Романтика весеннего празднества исчезла давно, уже не на нашей памяти, и мы были вынуждены утешаться как могли хотя бы той неизвестностью, которая окутывала происхождение постоянных участников праздничной процессии трубочистов; и в самом деле, это служило нам утешением много лет. Но даже этот жалкий источник утешения в конце концов иссяк — наша вера в таинственность была сильно поколеблена и постепенно угасла совсем. Мы не могли не считаться с тем обстоятельством, что целые семейства трубочистов были законными потомками таких же трубочистов, проживавших в сельских местностях Сомерс-Таун и Кемден-Таун, что старший сын обычно наследовал дело отца, что другие родственники сперва помогали ему, а потом открывали свое собственное дело; что дети их в свою очередь тоже обучались этой профессии и что никаких сомнений в их происхождении не было.

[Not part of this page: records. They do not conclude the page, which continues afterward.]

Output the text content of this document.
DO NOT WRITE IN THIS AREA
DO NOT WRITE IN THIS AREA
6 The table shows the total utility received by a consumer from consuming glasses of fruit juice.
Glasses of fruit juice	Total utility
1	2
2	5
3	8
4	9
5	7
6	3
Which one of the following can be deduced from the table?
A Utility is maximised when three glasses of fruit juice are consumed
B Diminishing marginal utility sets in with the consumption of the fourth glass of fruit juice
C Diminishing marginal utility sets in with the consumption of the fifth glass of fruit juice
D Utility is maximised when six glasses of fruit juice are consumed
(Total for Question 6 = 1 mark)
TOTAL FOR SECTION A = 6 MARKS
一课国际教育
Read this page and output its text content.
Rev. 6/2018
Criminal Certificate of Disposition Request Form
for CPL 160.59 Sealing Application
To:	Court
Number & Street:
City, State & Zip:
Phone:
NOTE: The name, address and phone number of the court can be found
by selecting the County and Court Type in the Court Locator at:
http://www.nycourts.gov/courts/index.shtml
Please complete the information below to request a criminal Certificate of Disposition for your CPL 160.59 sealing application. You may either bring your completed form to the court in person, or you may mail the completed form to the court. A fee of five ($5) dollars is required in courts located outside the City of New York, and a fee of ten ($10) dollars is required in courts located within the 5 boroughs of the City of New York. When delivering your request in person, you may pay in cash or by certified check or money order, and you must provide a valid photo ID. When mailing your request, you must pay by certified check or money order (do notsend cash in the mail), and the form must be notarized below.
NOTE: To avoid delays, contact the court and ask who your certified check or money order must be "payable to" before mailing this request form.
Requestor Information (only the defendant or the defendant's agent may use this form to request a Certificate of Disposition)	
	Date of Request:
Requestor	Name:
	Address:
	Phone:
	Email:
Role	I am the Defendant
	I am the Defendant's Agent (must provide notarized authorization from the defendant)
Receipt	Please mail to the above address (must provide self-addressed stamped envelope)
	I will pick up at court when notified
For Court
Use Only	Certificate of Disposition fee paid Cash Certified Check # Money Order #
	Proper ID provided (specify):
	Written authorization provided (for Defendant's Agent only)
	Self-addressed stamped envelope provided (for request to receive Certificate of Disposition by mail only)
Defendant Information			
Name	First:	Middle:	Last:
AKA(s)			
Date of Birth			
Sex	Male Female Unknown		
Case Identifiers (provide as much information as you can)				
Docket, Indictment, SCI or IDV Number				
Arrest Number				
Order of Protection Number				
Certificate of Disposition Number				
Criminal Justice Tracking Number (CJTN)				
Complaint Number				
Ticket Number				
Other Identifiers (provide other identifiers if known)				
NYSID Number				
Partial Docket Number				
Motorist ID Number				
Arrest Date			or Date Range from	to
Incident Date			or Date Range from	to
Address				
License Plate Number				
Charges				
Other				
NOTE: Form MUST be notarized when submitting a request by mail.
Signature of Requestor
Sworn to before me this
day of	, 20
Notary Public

Да, мы не могли закрывать глаза на эту грустную правду, но все же не могли заставить себя поверить ей и несколько лет пребывали в состоянии нарочитого неведения. Нас пробудили от этого блаженного сна мрачные намеки, брошенные одним нашим другом; они сводились к тому, что в низших слоях общества дети начинают считать ремесло трубочиста своим призванием; что множество мальчишек обращаются к властям предержащим с просьбой разрешить им добиваться своей жизненной цели с полного согласия и одобрения закона; короче говоря, что речь идет попросту о юридических сделках. Сколько ни старались мы пропускать такие речи мимо ушей, они медленно, но верно просачивались в наше сознание. Что ни месяц, что ни неделя — нет, даже что ни день, мы узнавали о случаях подобных обращений к начальству. Все покровы были сорваны, все тайны разгаданы, и чистка дымоходов оказалась попросту излюбленным и, очевидно, выгодным ремеслом. Уже не стало надобности похищать мальчиков, ибо мальчики целыми стаями сами напрашиваются, чтобы их взяли в ученики. Ремесло это утратило всю свою романтику, и в наши дни мальчишка-трубочист столь же мало похож на своих собратьев, какими они были тридцать лет назад, как карманный воришка с Флит-стрит на испанского разбойника, или Поль Прай на Калеба Уильямса.